Die Hauptfigur der Serie ist die Elfin Miriam, die als Sklavin im Imperium von Tewinter aufwuchs, aber entkommen konnte und sich seitdem als Diebin verdingt. Als ihre große Liebe Hira, die sie einst verlassen hatte, plötzlich auftaucht und um Hilfe bittet, wallen in Miriam alte Gefühle wieder auf. Daher sagt sie zu, der Gruppe um Hira und den charismatischen Fairbanks zu helfen. Die Magierin Hira ist im Auftrag der Inquisition unterwegs, um dem Reich von Tewinter ein mächtiges Artefakt zu stehlen, bevor die Magier es gegen den Rest der Welt einsetzen können.

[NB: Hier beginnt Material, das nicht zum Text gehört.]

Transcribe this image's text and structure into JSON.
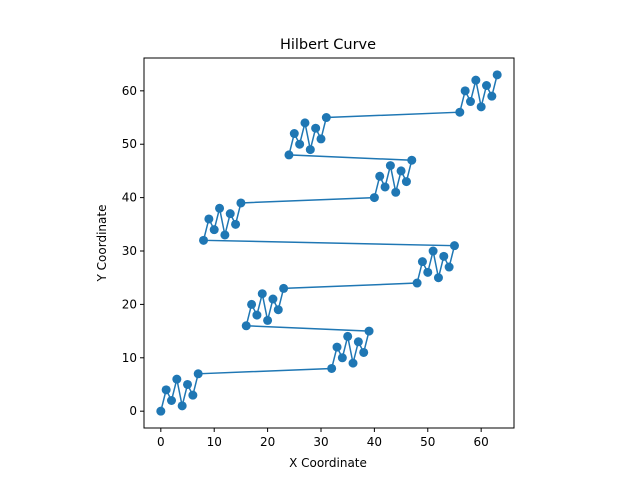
{
  "chart_data": {
    "type": "line",
    "title": "Hilbert Curve",
    "xlabel": "X Coordinate",
    "ylabel": "Y Coordinate",
    "xlim": [
      -3.15,
      66.15
    ],
    "ylim": [
      -3.15,
      66.15
    ],
    "xticks": [
      0,
      10,
      20,
      30,
      40,
      50,
      60
    ],
    "yticks": [
      0,
      10,
      20,
      30,
      40,
      50,
      60
    ],
    "grid": false,
    "series_color": "#1f77b4",
    "series": [
      {
        "marker": "circle",
        "points": [
          [
            0,
            0
          ],
          [
            1,
            4
          ],
          [
            2,
            2
          ],
          [
            3,
            6
          ],
          [
            4,
            1
          ],
          [
            5,
            5
          ],
          [
            6,
            3
          ],
          [
            7,
            7
          ],
          [
            32,
            8
          ],
          [
            33,
            12
          ],
          [
            34,
            10
          ],
          [
            35,
            14
          ],
          [
            36,
            9
          ],
          [
            37,
            13
          ],
          [
            38,
            11
          ],
          [
            39,
            15
          ],
          [
            16,
            16
          ],
          [
            17,
            20
          ],
          [
            18,
            18
          ],
          [
            19,
            22
          ],
          [
            20,
            17
          ],
          [
            21,
            21
          ],
          [
            22,
            19
          ],
          [
            23,
            23
          ],
          [
            48,
            24
          ],
          [
            49,
            28
          ],
          [
            50,
            26
          ],
          [
            51,
            30
          ],
          [
            52,
            25
          ],
          [
            53,
            29
          ],
          [
            54,
            27
          ],
          [
            55,
            31
          ],
          [
            8,
            32
          ],
          [
            9,
            36
          ],
          [
            10,
            34
          ],
          [
            11,
            38
          ],
          [
            12,
            33
          ],
          [
            13,
            37
          ],
          [
            14,
            35
          ],
          [
            15,
            39
          ],
          [
            40,
            40
          ],
          [
            41,
            44
          ],
          [
            42,
            42
          ],
          [
            43,
            46
          ],
          [
            44,
            41
          ],
          [
            45,
            45
          ],
          [
            46,
            43
          ],
          [
            47,
            47
          ],
          [
            24,
            48
          ],
          [
            25,
            52
          ],
          [
            26,
            50
          ],
          [
            27,
            54
          ],
          [
            28,
            49
          ],
          [
            29,
            53
          ],
          [
            30,
            51
          ],
          [
            31,
            55
          ],
          [
            56,
            56
          ],
          [
            57,
            60
          ],
          [
            58,
            58
          ],
          [
            59,
            62
          ],
          [
            60,
            57
          ],
          [
            61,
            61
          ],
          [
            62,
            59
          ],
          [
            63,
            63
          ]
        ]
      }
    ]
  }
}
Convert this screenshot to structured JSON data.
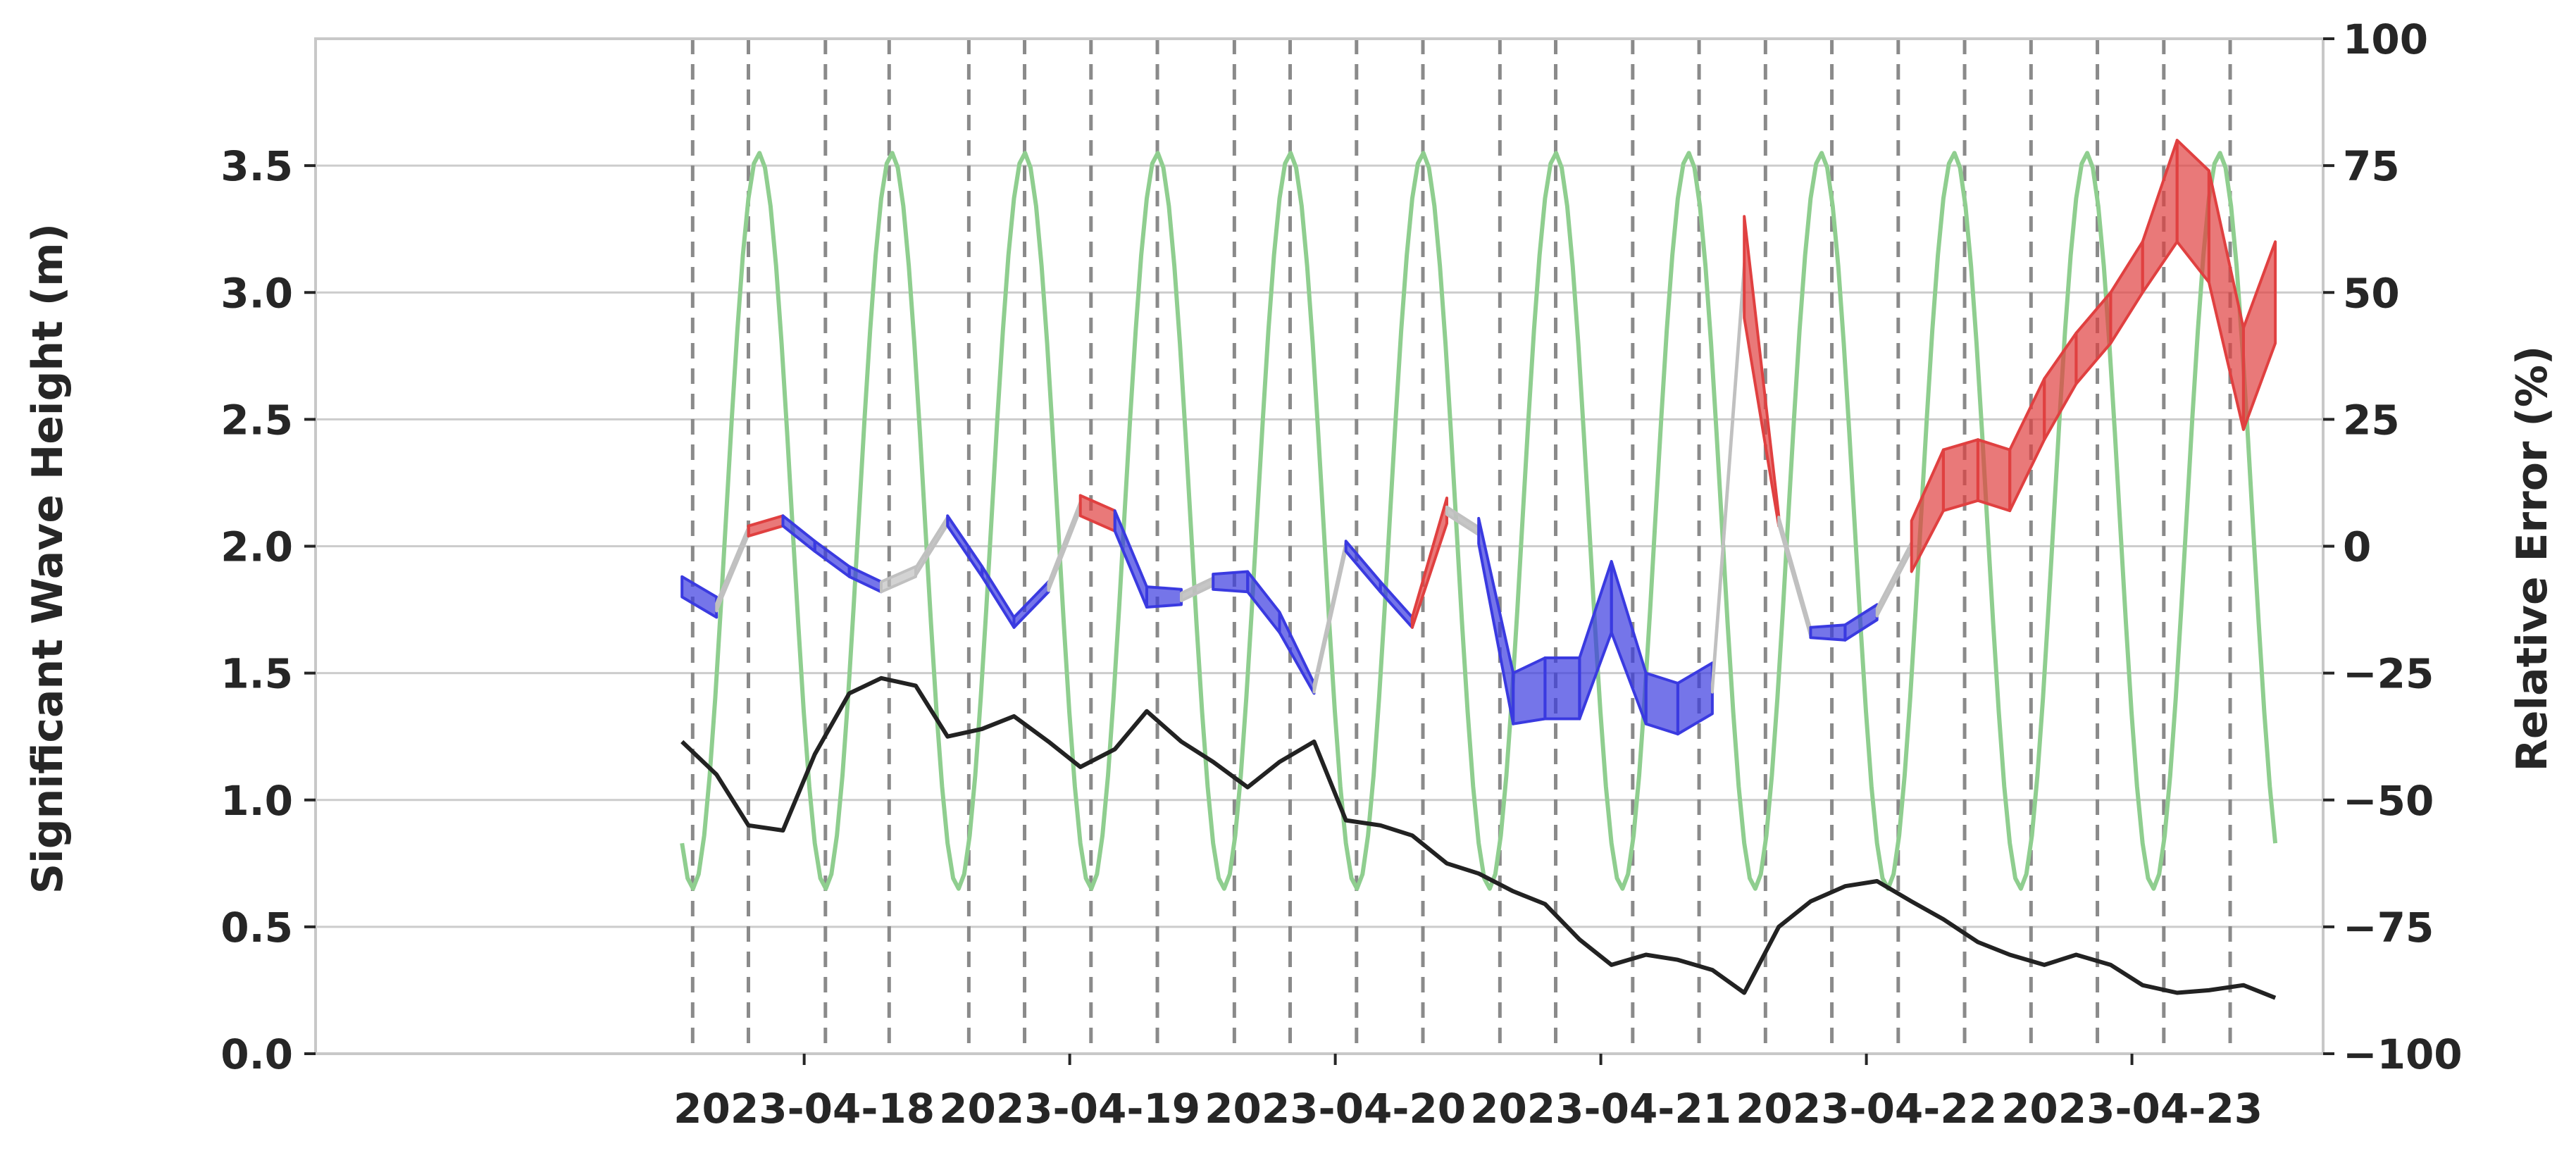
{
  "chart_data": {
    "type": "line",
    "title": "",
    "xlabel": "",
    "ylabel": "Significant Wave Height (m)",
    "y2label": "Relative Error (%)",
    "x_tick_labels": [
      "2023-04-18",
      "2023-04-19",
      "2023-04-20",
      "2023-04-21",
      "2023-04-22",
      "2023-04-23"
    ],
    "x_ticks_day": [
      2.0,
      3.0,
      4.0,
      5.0,
      6.0,
      7.0
    ],
    "xlim_day": [
      0.16,
      7.72
    ],
    "ylim": [
      0,
      4.0
    ],
    "y_ticks": [
      0.0,
      0.5,
      1.0,
      1.5,
      2.0,
      2.5,
      3.0,
      3.5
    ],
    "y2lim": [
      -100,
      100
    ],
    "y2_ticks": [
      -100,
      -75,
      -50,
      -25,
      0,
      25,
      50,
      75,
      100
    ],
    "grid": "horizontal",
    "colors": {
      "background": "#ffffff",
      "grid": "#cccccc",
      "axes": "#c8c8c8",
      "text": "#262626",
      "wave_height": "#222222",
      "tide": "#8fce8f",
      "error_positive": "#e04040",
      "error_negative": "#3a3ae0",
      "error_neutral": "#c0c0c0",
      "vline": "#8a8a8a"
    },
    "vertical_dashed_lines_day": [
      1.58,
      1.79,
      2.08,
      2.32,
      2.62,
      2.83,
      3.08,
      3.33,
      3.62,
      3.83,
      4.08,
      4.33,
      4.62,
      4.83,
      5.12,
      5.37,
      5.62,
      5.87,
      6.12,
      6.37,
      6.62,
      6.87,
      7.12,
      7.37
    ],
    "series": [
      {
        "name": "",
        "role": "wave_height",
        "axis": "left",
        "x_day": [
          1.54,
          1.67,
          1.79,
          1.92,
          2.04,
          2.17,
          2.29,
          2.42,
          2.54,
          2.67,
          2.79,
          2.92,
          3.04,
          3.17,
          3.29,
          3.42,
          3.54,
          3.67,
          3.79,
          3.92,
          4.04,
          4.17,
          4.29,
          4.42,
          4.54,
          4.67,
          4.79,
          4.92,
          5.04,
          5.17,
          5.29,
          5.42,
          5.54,
          5.67,
          5.79,
          5.92,
          6.04,
          6.17,
          6.29,
          6.42,
          6.54,
          6.67,
          6.79,
          6.92,
          7.04,
          7.17,
          7.29,
          7.42,
          7.54
        ],
        "values": [
          1.23,
          1.1,
          0.9,
          0.88,
          1.18,
          1.42,
          1.48,
          1.45,
          1.25,
          1.28,
          1.33,
          1.23,
          1.13,
          1.2,
          1.35,
          1.23,
          1.15,
          1.05,
          1.15,
          1.23,
          0.92,
          0.9,
          0.86,
          0.75,
          0.71,
          0.64,
          0.59,
          0.45,
          0.35,
          0.39,
          0.37,
          0.33,
          0.24,
          0.5,
          0.6,
          0.66,
          0.68,
          0.6,
          0.53,
          0.44,
          0.39,
          0.35,
          0.39,
          0.35,
          0.27,
          0.24,
          0.25,
          0.27,
          0.22
        ]
      },
      {
        "name": "",
        "role": "tide",
        "axis": "left",
        "model": "sinusoid",
        "amplitude": 1.45,
        "mean": 2.1,
        "period_days": 0.5,
        "phase_day": 1.83,
        "x_range_day": [
          1.54,
          7.54
        ],
        "note_unshown": ""
      },
      {
        "name": "",
        "role": "relative_error_band",
        "axis": "right",
        "x_day": [
          1.54,
          1.67,
          1.79,
          1.92,
          2.04,
          2.17,
          2.29,
          2.42,
          2.54,
          2.67,
          2.79,
          2.92,
          3.04,
          3.17,
          3.29,
          3.42,
          3.54,
          3.67,
          3.79,
          3.92,
          4.04,
          4.17,
          4.29,
          4.42,
          4.54,
          4.67,
          4.79,
          4.92,
          5.04,
          5.17,
          5.29,
          5.42,
          5.54,
          5.67,
          5.79,
          5.92,
          6.04,
          6.17,
          6.29,
          6.42,
          6.54,
          6.67,
          6.79,
          6.92,
          7.04,
          7.17,
          7.29,
          7.42,
          7.54
        ],
        "center": [
          -8,
          -12,
          3,
          5,
          0,
          -5,
          -8,
          -5,
          5,
          -5,
          -15,
          -8,
          8,
          5,
          -10,
          -10,
          -7,
          -7,
          -15,
          -28,
          0,
          -8,
          -15,
          7,
          3,
          -30,
          -28,
          -28,
          -10,
          -30,
          -32,
          -28,
          55,
          5,
          -17,
          -17,
          -13,
          0,
          13,
          15,
          13,
          27,
          37,
          45,
          55,
          70,
          63,
          33,
          50
        ],
        "width": [
          4,
          4,
          2,
          2,
          2,
          2,
          2,
          2,
          2,
          2,
          2,
          2,
          4,
          4,
          4,
          3,
          3,
          4,
          4,
          2,
          2,
          2,
          2,
          5,
          5,
          10,
          12,
          12,
          14,
          10,
          10,
          10,
          20,
          2,
          2,
          3,
          3,
          10,
          12,
          12,
          12,
          12,
          10,
          10,
          10,
          20,
          22,
          20,
          20
        ],
        "sign": [
          "neg",
          "neg",
          "pos",
          "pos",
          "neg",
          "neg",
          "neg",
          "neu",
          "neu",
          "neg",
          "neg",
          "neg",
          "pos",
          "pos",
          "neg",
          "neg",
          "neg",
          "neg",
          "neg",
          "neg",
          "pos",
          "neg",
          "neg",
          "pos",
          "pos",
          "neg",
          "neg",
          "neg",
          "neg",
          "neg",
          "neg",
          "neg",
          "pos",
          "pos",
          "neg",
          "neg",
          "neg",
          "pos",
          "pos",
          "pos",
          "pos",
          "pos",
          "pos",
          "pos",
          "pos",
          "pos",
          "pos",
          "pos",
          "pos"
        ],
        "neutral_segments": [
          [
            1.67,
            1.79
          ],
          [
            2.42,
            2.54
          ],
          [
            2.92,
            3.04
          ],
          [
            3.42,
            3.54
          ],
          [
            3.92,
            4.04
          ],
          [
            4.42,
            4.54
          ],
          [
            5.42,
            5.54
          ],
          [
            5.67,
            5.79
          ],
          [
            6.04,
            6.17
          ]
        ]
      }
    ]
  }
}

Miriams Kumpel Roland, ein orlaisischer Krieger, ist ebenso dabei wie die Qunari-Magierin Qwidion und der Zwergenkrieger Lacklon. Miriam soll die Gruppe als Ortskundige ungesehen in den Palast bringen. Dort wollen Fairbanks und Hira das Artefakt bergen, um danach so schnell wie möglich zu verschwinden. Doch der Auftrag läuft nicht so planmäßig ab wie erhofft. Dafür sorgen der mächtige Magister Rezaren, mit dem Miriam noch eine persönliche Rechnung offen hat, und Tassia, die Kommandantin der Palastwache…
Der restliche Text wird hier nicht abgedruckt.